We performed integrated analyses of hematopoietic stem and progenitor cells as well as bone marrow stromal cells to better understand the underlying mechanisms of blood aging. To determine how the molecular state of multipotent progenitor (MPP) cells change with age we performed transcriptomic analyses of myeloid-biased MPP3 and lymphoid-biased MPP4 populations from young and old mice. Overall design: Microarray analysis of 3-5 biological replicated of the indicated MPP populations were isolated from young (8-10 weeks) and old (24 months) wild-type C57BL/6 mice. MPP3s are identified as Lin-/cKit+/Sca-1+/Flk2-/CD48+/CD150-, and MPP4s are identified as Lin-/cKit+/Sca-1+/Flk2+. Young controls listed here are also available under GSE68529.

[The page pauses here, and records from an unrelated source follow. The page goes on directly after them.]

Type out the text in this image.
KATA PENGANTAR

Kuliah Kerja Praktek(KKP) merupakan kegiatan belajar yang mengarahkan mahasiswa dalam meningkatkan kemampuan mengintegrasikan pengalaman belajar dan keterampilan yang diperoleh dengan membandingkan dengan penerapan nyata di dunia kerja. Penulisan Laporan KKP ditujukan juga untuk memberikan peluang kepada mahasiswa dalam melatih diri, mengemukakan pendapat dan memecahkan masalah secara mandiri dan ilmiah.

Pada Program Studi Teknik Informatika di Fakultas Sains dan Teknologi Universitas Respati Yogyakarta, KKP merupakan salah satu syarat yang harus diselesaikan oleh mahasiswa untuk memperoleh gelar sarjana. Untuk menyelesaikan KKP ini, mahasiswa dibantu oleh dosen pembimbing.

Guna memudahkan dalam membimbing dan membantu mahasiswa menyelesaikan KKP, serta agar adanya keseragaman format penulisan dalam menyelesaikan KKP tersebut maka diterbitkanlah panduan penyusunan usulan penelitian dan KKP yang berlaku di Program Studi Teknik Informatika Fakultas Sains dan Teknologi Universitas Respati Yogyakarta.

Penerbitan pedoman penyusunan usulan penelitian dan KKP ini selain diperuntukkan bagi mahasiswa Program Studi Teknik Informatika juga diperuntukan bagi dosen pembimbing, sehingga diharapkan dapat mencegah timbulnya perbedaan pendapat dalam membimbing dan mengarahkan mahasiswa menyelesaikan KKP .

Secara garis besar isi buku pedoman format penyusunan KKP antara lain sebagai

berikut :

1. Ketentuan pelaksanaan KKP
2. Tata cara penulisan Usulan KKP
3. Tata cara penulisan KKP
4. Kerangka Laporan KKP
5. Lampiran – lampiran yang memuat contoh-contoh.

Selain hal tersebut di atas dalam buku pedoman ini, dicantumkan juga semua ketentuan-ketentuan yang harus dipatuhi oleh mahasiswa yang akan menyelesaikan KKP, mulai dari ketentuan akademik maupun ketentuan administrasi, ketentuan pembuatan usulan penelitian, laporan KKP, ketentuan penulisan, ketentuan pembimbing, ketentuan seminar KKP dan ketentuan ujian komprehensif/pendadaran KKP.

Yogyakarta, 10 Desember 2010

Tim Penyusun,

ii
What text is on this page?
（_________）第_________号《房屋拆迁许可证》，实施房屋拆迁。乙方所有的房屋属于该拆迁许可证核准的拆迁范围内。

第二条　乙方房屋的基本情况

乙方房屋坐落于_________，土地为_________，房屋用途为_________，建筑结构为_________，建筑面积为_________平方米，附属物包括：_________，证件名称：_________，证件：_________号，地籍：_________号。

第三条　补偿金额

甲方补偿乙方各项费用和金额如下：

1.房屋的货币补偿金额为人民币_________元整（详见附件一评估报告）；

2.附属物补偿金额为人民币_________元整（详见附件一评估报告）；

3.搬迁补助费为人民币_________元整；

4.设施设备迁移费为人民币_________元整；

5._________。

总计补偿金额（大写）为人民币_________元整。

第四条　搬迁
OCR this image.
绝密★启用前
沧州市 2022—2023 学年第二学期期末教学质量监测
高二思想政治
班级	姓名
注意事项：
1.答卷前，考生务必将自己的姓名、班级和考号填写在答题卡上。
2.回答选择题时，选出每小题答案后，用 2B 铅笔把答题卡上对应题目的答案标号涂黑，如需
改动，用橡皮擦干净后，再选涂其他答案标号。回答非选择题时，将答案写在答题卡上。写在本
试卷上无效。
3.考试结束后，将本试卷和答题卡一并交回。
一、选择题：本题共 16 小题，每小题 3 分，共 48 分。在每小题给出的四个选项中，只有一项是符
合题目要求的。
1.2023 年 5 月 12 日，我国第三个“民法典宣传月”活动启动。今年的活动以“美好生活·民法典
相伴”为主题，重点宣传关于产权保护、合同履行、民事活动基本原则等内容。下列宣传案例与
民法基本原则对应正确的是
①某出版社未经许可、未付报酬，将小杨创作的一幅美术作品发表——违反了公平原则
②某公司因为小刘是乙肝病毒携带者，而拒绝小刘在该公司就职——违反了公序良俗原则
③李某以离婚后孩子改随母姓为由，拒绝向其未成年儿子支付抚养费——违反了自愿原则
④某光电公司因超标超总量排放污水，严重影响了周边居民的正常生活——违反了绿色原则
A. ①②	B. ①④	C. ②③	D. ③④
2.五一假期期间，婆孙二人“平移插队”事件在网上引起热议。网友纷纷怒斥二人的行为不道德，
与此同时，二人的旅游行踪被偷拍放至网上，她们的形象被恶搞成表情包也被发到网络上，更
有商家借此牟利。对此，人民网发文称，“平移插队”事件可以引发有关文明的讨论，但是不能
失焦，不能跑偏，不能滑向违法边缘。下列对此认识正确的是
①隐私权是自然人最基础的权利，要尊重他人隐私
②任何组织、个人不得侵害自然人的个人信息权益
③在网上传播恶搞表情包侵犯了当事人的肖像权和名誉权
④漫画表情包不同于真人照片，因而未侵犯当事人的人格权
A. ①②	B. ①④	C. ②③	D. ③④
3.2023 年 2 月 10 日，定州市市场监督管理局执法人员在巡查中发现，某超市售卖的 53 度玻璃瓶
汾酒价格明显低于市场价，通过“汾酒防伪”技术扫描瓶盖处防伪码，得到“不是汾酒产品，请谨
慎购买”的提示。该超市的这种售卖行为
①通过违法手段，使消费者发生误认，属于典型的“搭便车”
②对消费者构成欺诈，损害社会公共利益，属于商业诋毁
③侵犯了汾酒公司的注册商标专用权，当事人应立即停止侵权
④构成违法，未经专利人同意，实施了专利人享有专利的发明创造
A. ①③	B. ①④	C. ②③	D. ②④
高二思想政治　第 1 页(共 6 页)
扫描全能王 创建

为深入解析血液衰老的潜在分子机制，本研究对造血干细胞与造血祖细胞（hematopoietic stem and progenitor cells）以及骨髓基质细胞开展了整合分析。为明确多能祖细胞（multipotent progenitor, MPP）的分子状态随衰老发生的变化规律，本研究对年轻与老年小鼠的髓系偏倚MPP3群与淋系偏倚MPP4群开展了转录组分析。 整体实验设计：本研究从8~10周龄年轻野生型C57BL/6小鼠及24月龄老年野生型C57BL/6小鼠中分离目标MPP群，对每个群体设置3~5个生物学重复，开展微阵列（microarray）分析。MPP3的细胞表型鉴定为Lin⁻/cKit⁺/Sca-1⁺/Flk2⁻/CD48⁺/CD150⁻，MPP4则鉴定为Lin⁻/cKit⁺/Sca-1⁺/Flk2⁺。本研究中列出的年轻小鼠对照样本，亦可在GSE68529数据集下获取。